For international students, the path to obtaining a job after celebrating a freshly-minted US MBA is strewn with landmines. The student has 60 days after graduating to seek an F-1 Optional Practical Training (OPT) visa, which is usually granted automatically.

Students can legally wait in the US and keep looking for jobs during the time the government acts on the OPT application. Once the application is approved, students get what is called an Employment Authorisation Document, or EAD. This permits them to work anywhere in the US for any company, as long as the job is related to their business field, such as finance, marketing or accounting.

There are other restrictions. For starters, the EAD is only valid if the student has a job offer. If not, the document expires, making the entire process until then null and void. Even if the student has a job offer, the EAD expires after 12 months of OPT. The candidate can, of course, apply for an H-1B visa but only 85,000 new visas are granted each year, and only during the first week of April. There is such a mad rush for these visas that the government is forced to resort to a visa lottery to disburse scarce visas.

There is a high likelihood that the student’s H-1B visa application is denied simply because it is a matter of supply and demand.

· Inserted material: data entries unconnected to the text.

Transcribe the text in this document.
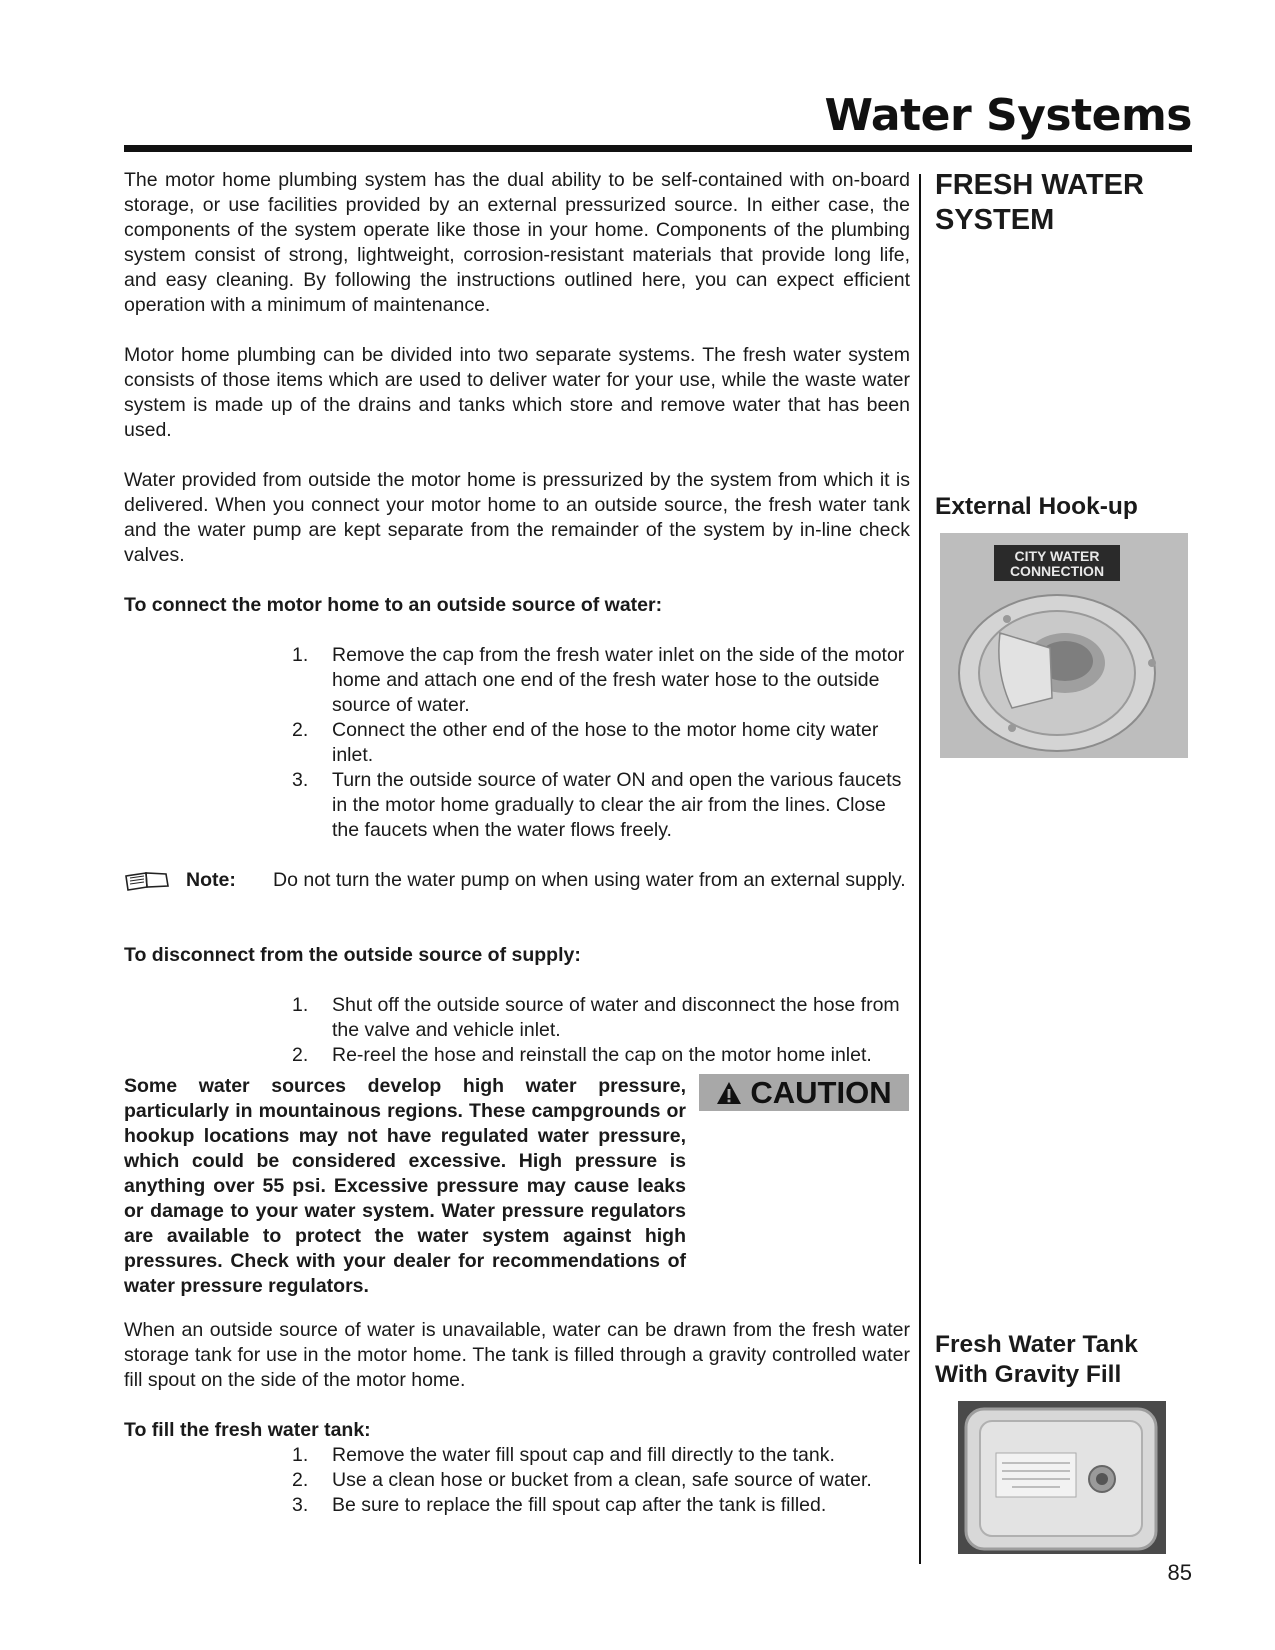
Water Systems

The motor home plumbing system has the dual ability to be self-contained with on-board storage, or use facilities provided by an external pressurized source. In either case, the components of the system operate like those in your home. Components of the plumbing system consist of strong, lightweight, corrosion-resistant materials that provide long life, and easy cleaning. By following the instructions outlined here, you can expect efficient operation with a minimum of maintenance.

Motor home plumbing can be divided into two separate systems. The fresh water system consists of those items which are used to deliver water for your use, while the waste water system is made up of the drains and tanks which store and remove water that has been used.

Water provided from outside the motor home is pressurized by the system from which it is delivered. When you connect your motor home to an outside source, the fresh water tank and the water pump are kept separate from the remainder of the system by in-line check valves.

To connect the motor home to an outside source of water:

1. Remove the cap from the fresh water inlet on the side of the motor home and attach one end of the fresh water hose to the outside source of water.
2. Connect the other end of the hose to the motor home city water inlet.
3. Turn the outside source of water ON and open the various faucets in the motor home gradually to clear the air from the lines. Close the faucets when the water flows freely.
Note: Do not turn the water pump on when using water from an external supply.

To disconnect from the outside source of supply:

1. Shut off the outside source of water and disconnect the hose from the valve and vehicle inlet.
2. Re-reel the hose and reinstall the cap on the motor home inlet.
Some water sources develop high water pressure, particularly in mountainous regions. These campgrounds or hookup locations may not have regulated water pressure, which could be considered excessive. High pressure is anything over 55 psi. Excessive pressure may cause leaks or damage to your water system. Water pressure regulators are available to protect the water system against high pressures. Check with your dealer for recommendations of water pressure regulators.
CAUTION

When an outside source of water is unavailable, water can be drawn from the fresh water storage tank for use in the motor home. The tank is filled through a gravity controlled water fill spout on the side of the motor home.

To fill the fresh water tank:

1. Remove the water fill spout cap and fill directly to the tank.
2. Use a clean hose or bucket from a clean, safe source of water.
3. Be sure to replace the fill spout cap after the tank is filled.
FRESH WATER
SYSTEM
External Hook-up
CITY WATER
CONNECTION
Fresh Water Tank
With Gravity Fill
85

And even if someone does win the visa lottery, as this Chinese student did, the Department of Homeland Security (DHS) reserves the right to demand further evidence that the underlying terms of the law — that is, that the person seeking employment has skills so unique that are not already available among Americans — are met.

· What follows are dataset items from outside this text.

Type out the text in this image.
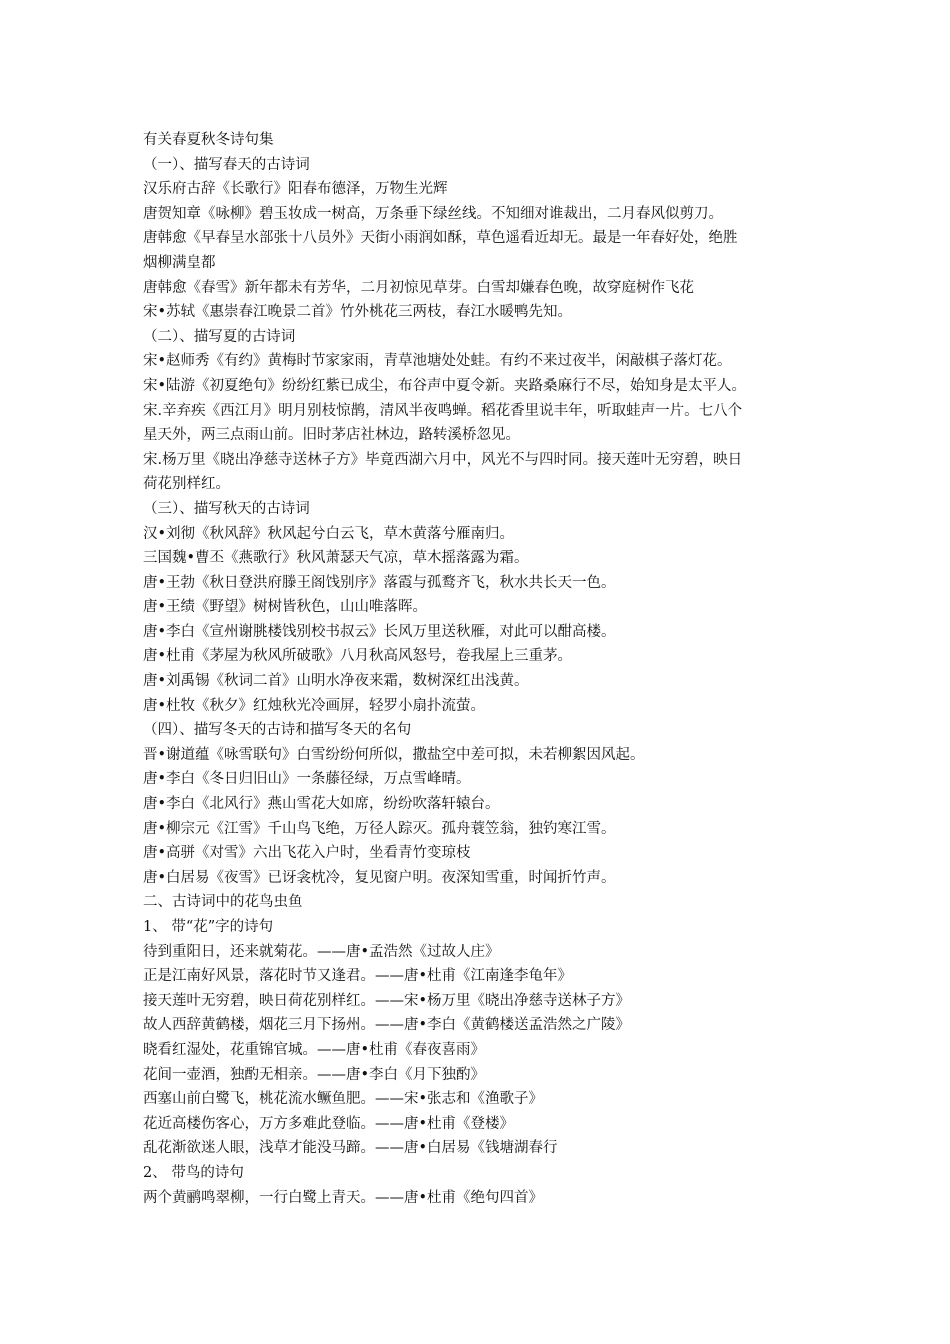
有关春夏秋冬诗句集
（一）、描写春天的古诗词
汉乐府古辞《长歌行》阳春布德泽，万物生光辉
唐贺知章《咏柳》碧玉妆成一树高，万条垂下绿丝线。不知细对谁裁出，二月春风似剪刀。
唐韩愈《早春呈水部张十八员外》天街小雨润如酥，草色遥看近却无。最是一年春好处，绝胜
烟柳满皇都
唐韩愈《春雪》新年都未有芳华，二月初惊见草芽。白雪却嫌春色晚，故穿庭树作飞花
宋•苏轼《惠崇春江晚景二首》竹外桃花三两枝，春江水暖鸭先知。
（二）、描写夏的古诗词
宋•赵师秀《有约》黄梅时节家家雨，青草池塘处处蛙。有约不来过夜半，闲敲棋子落灯花。
宋•陆游《初夏绝句》纷纷红紫已成尘，布谷声中夏令新。夹路桑麻行不尽，始知身是太平人。
宋.辛弃疾《西江月》明月别枝惊鹊，清风半夜鸣蝉。稻花香里说丰年，听取蛙声一片。七八个
星天外，两三点雨山前。旧时茅店社林边，路转溪桥忽见。
宋.杨万里《晓出净慈寺送林子方》毕竟西湖六月中，风光不与四时同。接天莲叶无穷碧，映日
荷花别样红。
（三）、描写秋天的古诗词
汉•刘彻《秋风辞》秋风起兮白云飞，草木黄落兮雁南归。
三国魏•曹丕《燕歌行》秋风萧瑟天气凉，草木摇落露为霜。
唐•王勃《秋日登洪府滕王阁饯别序》落霞与孤鹜齐飞，秋水共长天一色。
唐•王绩《野望》树树皆秋色，山山唯落晖。
唐•李白《宣州谢朓楼饯别校书叔云》长风万里送秋雁，对此可以酣高楼。
唐•杜甫《茅屋为秋风所破歌》八月秋高风怒号，卷我屋上三重茅。
唐•刘禹锡《秋词二首》山明水净夜来霜，数树深红出浅黄。
唐•杜牧《秋夕》红烛秋光冷画屏，轻罗小扇扑流萤。
（四）、描写冬天的古诗和描写冬天的名句
晋•谢道蕴《咏雪联句》白雪纷纷何所似，撒盐空中差可拟，未若柳絮因风起。
唐•李白《冬日归旧山》一条藤径绿，万点雪峰晴。
唐•李白《北风行》燕山雪花大如席，纷纷吹落轩辕台。
唐•柳宗元《江雪》千山鸟飞绝，万径人踪灭。孤舟蓑笠翁，独钓寒江雪。
唐•高骈《对雪》六出飞花入户时，坐看青竹变琼枝
唐•白居易《夜雪》已讶衾枕冷，复见窗户明。夜深知雪重，时闻折竹声。
二、古诗词中的花鸟虫鱼
1、 带“花”字的诗句
待到重阳日，还来就菊花。——唐•孟浩然《过故人庄》
正是江南好风景，落花时节又逢君。——唐•杜甫《江南逢李龟年》
接天莲叶无穷碧，映日荷花别样红。——宋•杨万里《晓出净慈寺送林子方》
故人西辞黄鹤楼，烟花三月下扬州。——唐•李白《黄鹤楼送孟浩然之广陵》
晓看红湿处，花重锦官城。——唐•杜甫《春夜喜雨》
花间一壶酒，独酌无相亲。——唐•李白《月下独酌》
西塞山前白鹭飞，桃花流水鳜鱼肥。——宋•张志和《渔歌子》
花近高楼伤客心，万方多难此登临。——唐•杜甫《登楼》
乱花渐欲迷人眼，浅草才能没马蹄。——唐•白居易《钱塘湖春行
2、 带鸟的诗句
两个黄鹂鸣翠柳，一行白鹭上青天。——唐•杜甫《绝句四首》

Under the Trump administration, DHS has been very aggressive in demanding RFEs — Requests for Evidence. Contrary to myth, this provision is somehow not unique to the Trump administration; it has always been enshrined into immigration law, since the inception of the H-1B visa; it is just that prior presidents never sought to enforce this critical part of the law in the past. Until Trump.

The ripple effect

For a company about to extend an offer of employment, the knowledge that a promising candidate is on a student visa spells trouble. If, after spending six to eight months working for the company, the candidate’s H-1B visa is denied, or later revoked upon RFE, the company’s investment in the candidate comes to nothing. Voluntary churn of top MBA employees is a bad enough problem because employees can be baited by better jobs, compensation or location. When companies are forced to involuntarily let employees go, it becomes a serious issue.

So companies simply stay away from hiring international MBA students.

When prospective international MBA students become aware of these pitfalls, and their GMAT scores or overall profiles are not strong enough to merit entry into the top 25 B-schools, they begin to hesitate to apply to lower ranked schools. Axios reported last week that some schools, such as Wake Forest, the University of Iowa and Virginia Tech, have decided to call it quits. They have all announced that they will be discontinuing their full-time MBA programmes.

This is why I often counsel students to stay away from Tier-2 business schools, and ask them if they could modify their career goals to pursue a technology-based MBA, such as a degree in management information systems focusing on data security. Tech-based programmes earn a STEM designation from the DHS, which means students can take advantage of the OPT-STEM extension, a benefit which extends their EAD to 24 additional months. In a tough H-1B environment, this amounts to two more chances to get a bite at the H-1B apple.

The larger picture is that none of these changes should come as a surprise. As economies increasingly go tech, they need fewer people with generic skills. Unless US MBA programmes re-tool their degrees to accommodate this change, they are less appealing to international students.

So, in a sense, Nohria was right; a lot of people are concluding that an MBA is probably not worth it.